1. The Evolution of Business Models
The speaker outlines a transition spectrum for how companies integrate AI:
- AI-Enabled (Current State): Most companies currently reside here. Employees use AI tools, but the organizational structure remains traditional. The primary benefit is marginal efficiency gains.
- AI-First (The Shift): Companies are moving toward this model to remain competitive. By flipping the hierarchy—placing AI agents at the center of workflows rather than humans—businesses can achieve higher output with lower headcount, significantly increasing shareholder value.
- AI-Native (The Future): These are "greenfield" companies designed for automation. Every process is engineered with the question: "How can an agent do this?" This model represents the ultimate goal for operational efficiency.
2. The Role of the Modern Developer
The speaker argues that the future of tech jobs lies in facilitating the transition of businesses across this spectrum.
- From Headcount to Workflows: Instead of thinking about hiring more people to solve problems, developers should help businesses decompose roles into specific, automatable workflows.
- The "Full-Stack" Necessity: Developers who specialize in only one vertical (e.g., just frontend or just data) risk being automated. To remain relevant, engineers must be able to build end-to-end solutions that include databases, deployment, and human-in-the-loop dashboards.
- Consultative Engineering: A critical skill is the ability to perform an "audit" of a business. This involves interviewing employees, identifying "Type Two" waste (manual data movement, duplicate tasks), and proposing AI-driven solutions that the business owner may not even realize are possible.
3. Strategic Implementation Framework
To successfully transition a business to an AI-first model, the speaker suggests the following methodology:
- Audit: Identify inefficient processes and map out existing workflows.
- Decomposition: Break down complex, human-managed roles into individual, repeatable tasks.

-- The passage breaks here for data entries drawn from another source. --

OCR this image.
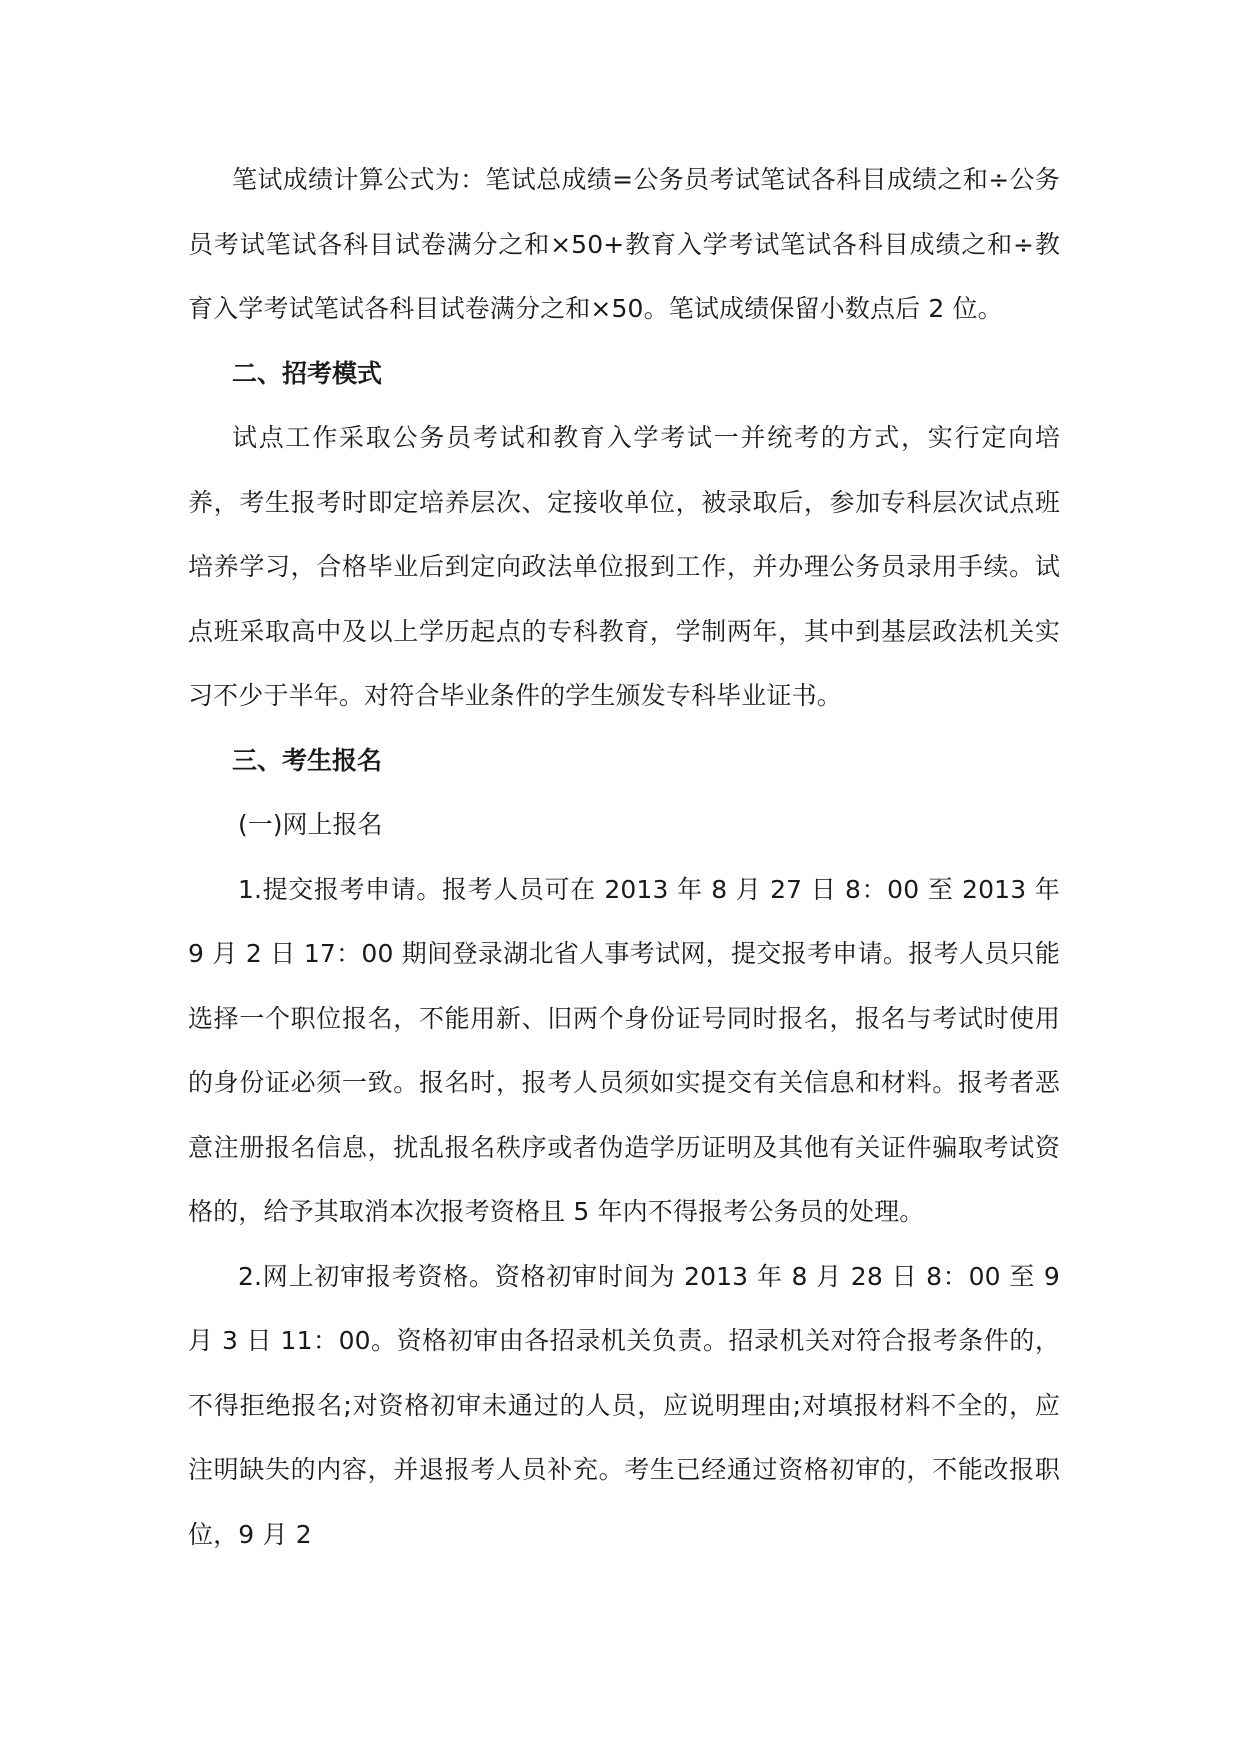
笔试成绩计算公式为：笔试总成绩=公务员考试笔试各科目成绩之和÷公务员考试笔试各科目试卷满分之和×50+教育入学考试笔试各科目成绩之和÷教育入学考试笔试各科目试卷满分之和×50。笔试成绩保留小数点后 2 位。

二、招考模式

试点工作采取公务员考试和教育入学考试一并统考的方式，实行定向培养，考生报考时即定培养层次、定接收单位，被录取后，参加专科层次试点班培养学习，合格毕业后到定向政法单位报到工作，并办理公务员录用手续。试点班采取高中及以上学历起点的专科教育，学制两年，其中到基层政法机关实习不少于半年。对符合毕业条件的学生颁发专科毕业证书。

三、考生报名

(一)网上报名

1.提交报考申请。报考人员可在 2013 年 8 月 27 日 8：00 至 2013 年 9 月 2 日 17：00 期间登录湖北省人事考试网，提交报考申请。报考人员只能选择一个职位报名，不能用新、旧两个身份证号同时报名，报名与考试时使用的身份证必须一致。报名时，报考人员须如实提交有关信息和材料。报考者恶意注册报名信息，扰乱报名秩序或者伪造学历证明及其他有关证件骗取考试资格的，给予其取消本次报考资格且 5 年内不得报考公务员的处理。

2.网上初审报考资格。资格初审时间为 2013 年 8 月 28 日 8：00 至 9 月 3 日 11：00。资格初审由各招录机关负责。招录机关对符合报考条件的，不得拒绝报名;对资格初审未通过的人员，应说明理由;对填报材料不全的，应注明缺失的内容，并退报考人员补充。考生已经通过资格初审的，不能改报职位，9 月 2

- Automation: Build AI agents to handle these tasks, ensuring they can manage edge cases that humans previously handled.
- Human-in-the-Loop: Create dashboards or interfaces that allow stakeholders to monitor and control the AI agents, ensuring the system remains manageable.
4. Key Arguments and Perspectives
- Competitive Necessity: The speaker asserts that moving toward AI-first/native models is inevitable. Companies that fail to adapt will be "competed away" by leaner, faster, AI-driven competitors.
- The "Black Box" Advantage: Non-technical business owners view AI as a mysterious "black box." Developers who understand the technical capabilities and limitations of AI have a unique opportunity to act as consultants, providing immense value by demystifying the technology and implementing practical automations.
- Democratization of Tech: While large enterprises were once the primary employers of developers, the need for AI integration means that even small, local businesses will require software/AI components to survive, creating a massive market for freelancers and consultants.
5. Notable Quotes
- "In a world where AI agents can do a lot of the heavy lifting, you shouldn't think in headcount, but you should think in workflows."
- "The developers that will come out on top are the ones that can help businesses to move from AI-enabled to AI-first to AI-native."
Synthesis and Conclusion
The tech industry is shifting from using AI as a productivity tool to using it as the foundational architecture of business operations. For developers, the path to job security is not just mastering AI engineering, but becoming a "full-stack" problem solver who can audit business processes, identify waste, and deploy end-to-end AI agent systems. By positioning themselves as consultants who can guide companies from AI-enabled to AI-native, developers can provide high-value services to businesses of all sizes, ensuring their skills remain indispensable in an increasingly automated landscape.